El Vaticano ha condenado la eutanasia en su lenguaje más fuerte hasta ahora, llamándola un “acto de homicidio” que nunca puede ser justificado, en un documento emitido el martes.

El documento de 17 páginas, publicado por la oficina doctrinal del Vaticano y titulado “El buen samaritano”, reafirma las prohibiciones de la Iglesia Católica sobre la eutanasia y el suicidio asistido – al igual que algunos países tradicionalmente católicos están considerando leyes para legalizarlos.

En el documento, la eutanasia es descrita como un “crimen contra la vida humana”, y un “acto intrínsecamente malo en cada situación y circunstancia”.

Sus autores dicen que aquellos que aprueban leyes a favor de la eutanasia y el suicidio asistido son “cómplices de un grave pecado que otros ejecutarán”.

La eutanasia implica que un médico administre una droga para acabar con la vida de un paciente, que está sufriendo, mientras que el suicidio asistido permite que el paciente administre su propia droga letal, normalmente con la supervisión de un médico.

Alguna forma de asistencia para morir es actualmente legal en nueve estados de los Estados Unidos y en Washington DC, y la eutanasia es legal en tres países europeos: Los Países Bajos, Bélgica y Luxemburgo. España y Portugal, países tradicionalmente católicos, están considerando leyes que harían legal la eutanasia.

La Iglesia Católica se opone al suicidio asistido como una violación de la ley divina, y figuras importantes se han pronunciado constantemente contra esta práctica.

“Puede haber una legítima diversidad de opiniones incluso entre los católicos acerca de hacer la guerra y aplicar la pena de muerte, pero no en lo que respecta al aborto y la eutanasia”, escribió el Papa Benedicto en 2004 cuando todavía era cardenal.

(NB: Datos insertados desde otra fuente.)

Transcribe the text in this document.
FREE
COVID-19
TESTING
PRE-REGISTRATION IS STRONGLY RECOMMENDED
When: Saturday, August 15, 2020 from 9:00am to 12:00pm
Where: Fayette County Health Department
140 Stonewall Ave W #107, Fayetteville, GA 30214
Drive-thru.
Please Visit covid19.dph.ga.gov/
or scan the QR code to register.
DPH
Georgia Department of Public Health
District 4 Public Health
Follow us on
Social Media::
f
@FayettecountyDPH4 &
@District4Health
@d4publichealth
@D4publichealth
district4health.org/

El Papa Francisco – que sucedió al Papa Benedicto en 2013 – ha condenado anteriormente el suicidio asistido y la eutanasia y pidió a los médicos que “rechacen la tentación” de facilitar los procedimientos.

El lanzamiento del martes de “El buen samaritano” anima a los trabajadores de la salud y a las familias a acompañar a un paciente terminal en su sufrimiento y culpa a una cultura que valora “la autonomía y el individualismo” por encima de la comunidad por permitir y ayudar a los pacientes terminales a terminar con sus vidas. Participar en la eutanasia, dice el documento, “es tomar el lugar de Dios en la decisión del momento de la muerte”.